Fitch reserves the right in its sole discretion to withdraw or maintain any rating at any time for any reason it deems sufficient. Fitch believes that investors benefit from increased rating coverage by Fitch and is providing approximately 30 days' notice to the market on the withdrawal. Ratings are subject to analytical review and change up to the time Fitch withdraws the ratings.

The obrigacoes hipotecarias issued by BPI are currently rated 'BBB'/Stable, three notches above the 'BB'/Stable Issuer Default Rating (IDR) of the bank. The agency rates BPI's mortgage covered bonds higher than the issuer due to outstanding recoveries expectation from the cover pool should the issuer stop paying its bonds when due.

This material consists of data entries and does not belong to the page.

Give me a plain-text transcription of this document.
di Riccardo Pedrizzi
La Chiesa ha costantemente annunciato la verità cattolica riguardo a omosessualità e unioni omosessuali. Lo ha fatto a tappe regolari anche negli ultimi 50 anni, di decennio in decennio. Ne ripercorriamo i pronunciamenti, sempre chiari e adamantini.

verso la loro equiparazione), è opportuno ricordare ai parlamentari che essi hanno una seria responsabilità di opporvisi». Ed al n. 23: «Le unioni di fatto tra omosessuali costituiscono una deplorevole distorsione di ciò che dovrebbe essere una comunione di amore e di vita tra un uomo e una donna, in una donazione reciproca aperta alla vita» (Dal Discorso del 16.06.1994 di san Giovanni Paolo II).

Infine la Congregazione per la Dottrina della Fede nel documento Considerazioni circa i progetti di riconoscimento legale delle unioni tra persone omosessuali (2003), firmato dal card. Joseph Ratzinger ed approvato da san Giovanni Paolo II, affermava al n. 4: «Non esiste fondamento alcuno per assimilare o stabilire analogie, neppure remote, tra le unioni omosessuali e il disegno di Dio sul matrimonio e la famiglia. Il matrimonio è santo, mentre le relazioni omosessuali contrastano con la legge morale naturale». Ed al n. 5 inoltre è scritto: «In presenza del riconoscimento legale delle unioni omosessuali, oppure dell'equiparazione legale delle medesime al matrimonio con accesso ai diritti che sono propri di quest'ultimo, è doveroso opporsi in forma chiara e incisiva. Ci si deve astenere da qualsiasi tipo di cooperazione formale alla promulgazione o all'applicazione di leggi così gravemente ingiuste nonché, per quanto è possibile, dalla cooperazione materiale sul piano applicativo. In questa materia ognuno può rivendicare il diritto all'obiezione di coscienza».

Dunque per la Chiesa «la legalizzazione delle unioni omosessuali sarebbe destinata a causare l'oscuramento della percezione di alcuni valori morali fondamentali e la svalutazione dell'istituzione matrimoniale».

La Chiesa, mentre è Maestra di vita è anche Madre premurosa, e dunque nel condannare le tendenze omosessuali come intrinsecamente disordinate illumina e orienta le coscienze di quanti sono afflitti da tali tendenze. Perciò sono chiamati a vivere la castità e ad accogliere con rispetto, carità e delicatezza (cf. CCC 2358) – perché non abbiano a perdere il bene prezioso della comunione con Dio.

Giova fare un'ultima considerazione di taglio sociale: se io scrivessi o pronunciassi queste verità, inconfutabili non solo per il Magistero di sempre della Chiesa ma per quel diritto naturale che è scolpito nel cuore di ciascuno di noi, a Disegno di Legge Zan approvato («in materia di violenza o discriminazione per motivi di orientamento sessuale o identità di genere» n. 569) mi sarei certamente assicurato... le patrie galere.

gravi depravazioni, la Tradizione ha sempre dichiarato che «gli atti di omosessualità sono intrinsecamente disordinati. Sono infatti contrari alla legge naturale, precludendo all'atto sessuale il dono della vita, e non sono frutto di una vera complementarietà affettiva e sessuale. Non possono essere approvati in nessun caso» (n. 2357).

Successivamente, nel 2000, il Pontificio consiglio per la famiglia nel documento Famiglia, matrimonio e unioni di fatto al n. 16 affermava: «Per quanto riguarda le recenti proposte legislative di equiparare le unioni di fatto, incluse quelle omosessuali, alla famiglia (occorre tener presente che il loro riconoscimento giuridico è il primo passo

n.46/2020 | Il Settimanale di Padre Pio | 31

In Fitch view, BPI's mortgage covered bonds do not have a lower default probability than their issuer, which therefore prevents their rating from reaching a higher category. This is mainly because the 12-month principal maturity extension stipulated in the documentation may not be adequate to refinance in time a pool of Portuguese mortgage loans, given the country's speculative-grade rating (BB+/Positive/B).